'Three strikes and you're out!'

Once the MMC had been repaired, the coil was running great again. I was back to good old NST power and successfully impressing friends and neighbours. I discovered that the people next door were getting some dotted white lines on their TV when the coil was running in the garage. They said that it was not a problem ('That's a relief!') and they did enjoy the coil show I gave then.

Mike T. had just taken delivery of his brand new spun aluminium toroid (picture above of toroid on 10 inch secondary), a most beautiful object! The trouble was that we had nowhere to fire up his large coil and we were itching to see this King of top-loads in action. It didn't take too long to come up with an alternative - 'Let's run it on your coil, Steve!'. 'Cool!'

It looked a little big on my little coil (6 inch secondary) but it's not the size, it's what you do with it that counts!
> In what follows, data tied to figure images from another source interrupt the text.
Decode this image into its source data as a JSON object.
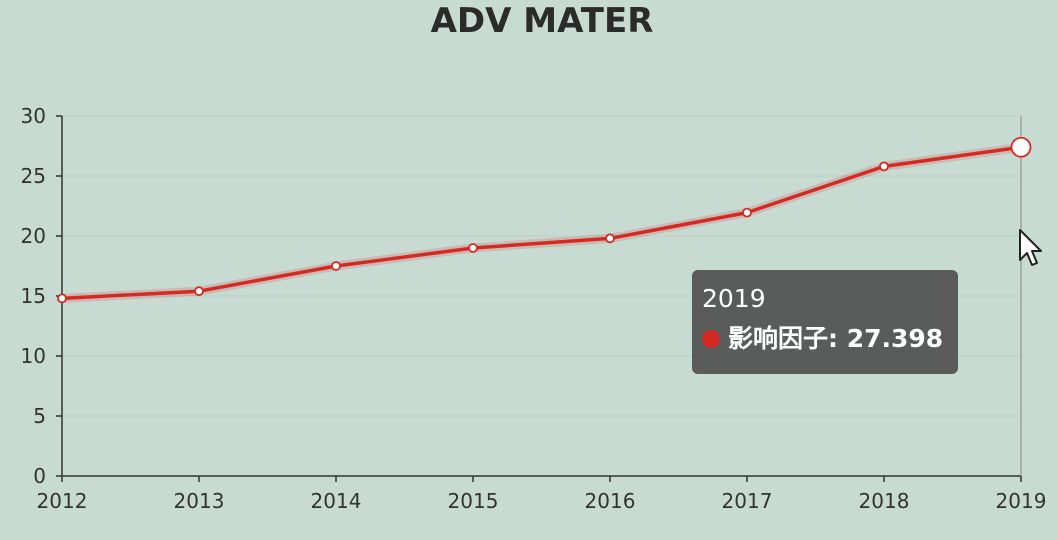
{
  "chart_data": {
    "type": "line",
    "title": "ADV MATER",
    "x": [
      "2012",
      "2013",
      "2014",
      "2015",
      "2016",
      "2017",
      "2018",
      "2019"
    ],
    "series": [
      {
        "name": "影响因子",
        "values": [
          14.8,
          15.4,
          17.5,
          19.0,
          19.8,
          21.95,
          25.8,
          27.398
        ],
        "color": "#d42a23"
      }
    ],
    "yticks": [
      "0",
      "5",
      "10",
      "15",
      "20",
      "25",
      "30"
    ],
    "ylim": [
      0,
      30
    ],
    "grid": true,
    "legend": "none"
  },
  "tooltip": {
    "title": "2019",
    "series_name": "影响因子",
    "value_text": "27.398",
    "dot_color": "#d42a23"
  },
  "cursor": {
    "icon": "mouse-pointer-icon"
  }
}
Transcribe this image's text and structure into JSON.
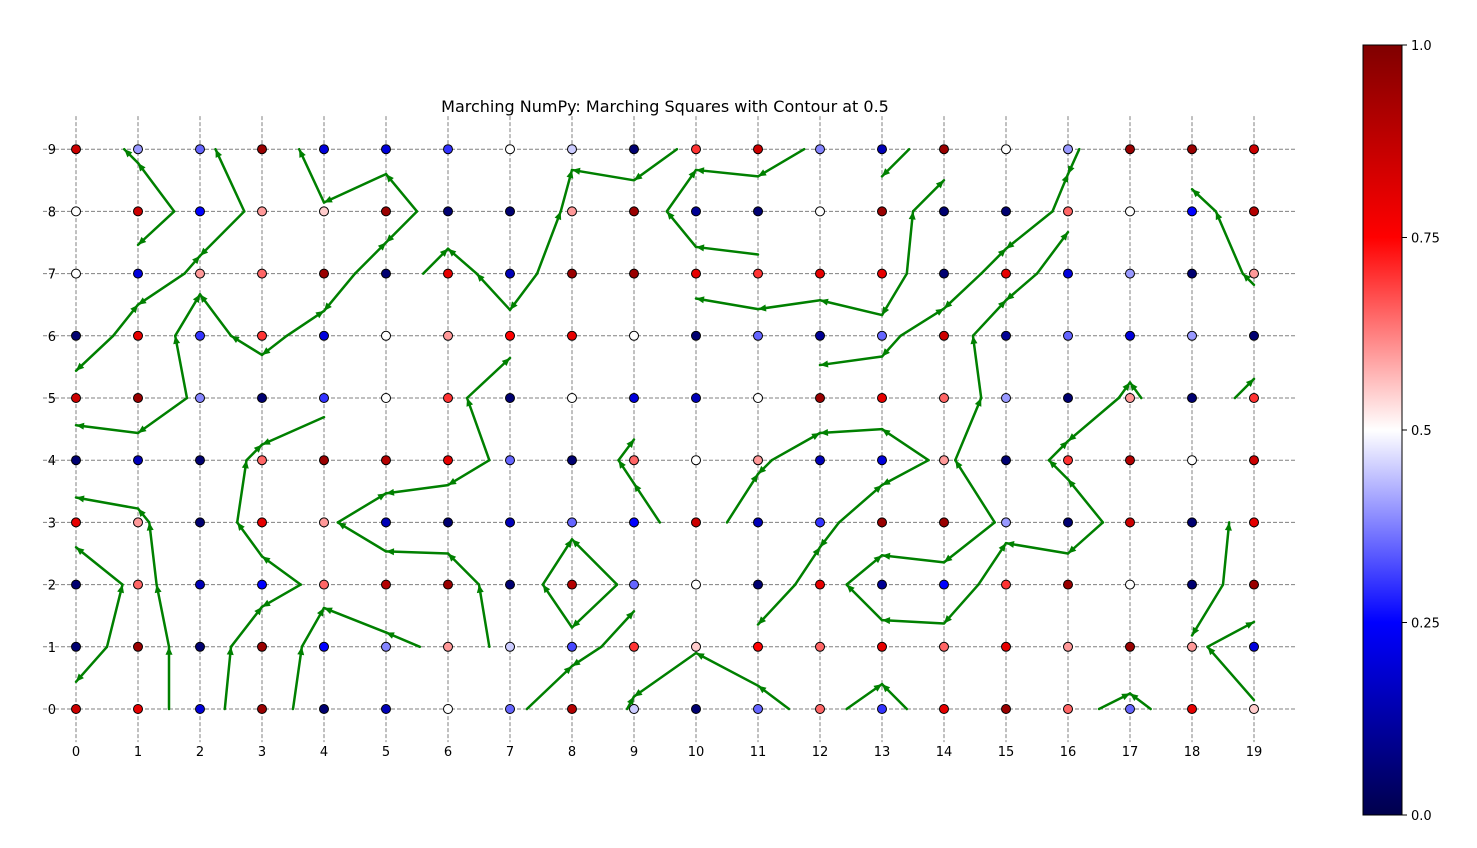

We set it all up, turned on the power and then started to wind up the variac.

Usually with my coil, the gap starts to fire and small streamers appear at only a quarter of full power. I wound the variac all the way round to the max and nothing happened!! The size of the new toroid was not much greater than some home made ones we had successfully used in the past, so we thought the tap point on the primary must be pretty close to tune. We moved it in a turn and tried again. Nothing happened,again, until we reached full power and then it let rip! No more than a single streamer was visible at any one time. We were at the very limit of what topload my coil could break out from.

We managed to measure one of the streamers when it hit the metal garage door at a spot we could remember. Max length was 63 inches!

(Long exposure times make a great picture. Check out the Photo Gallery for larger pictures)

We knew that a smooth topload would break out at a higher voltage than our home made ducting toroids but we always thought that the spark gap would made a noise and fire, even if no streamers broke free of the top. With no gap firing there could be no energy transfere between the primary and secondary circuits, and therefore there should be no difference in the gap action from a simple change to the topload. We conclude, therefore, that there was gap action but it could not be heard over the background noise of the blower. I must look into this further.

The coil was Rockin' and Rollin', very impressive! We started to get strikes to the primary coil. Ten seconds later the coil died!

After some investigation, we discovered that the NST had died. One of the 5kV terminals was dead! :-(

The transformer is potted in some sort of epoxy resin. I started chipping away at it to see if the windings could be exposed for possible repair work but this proved impossible.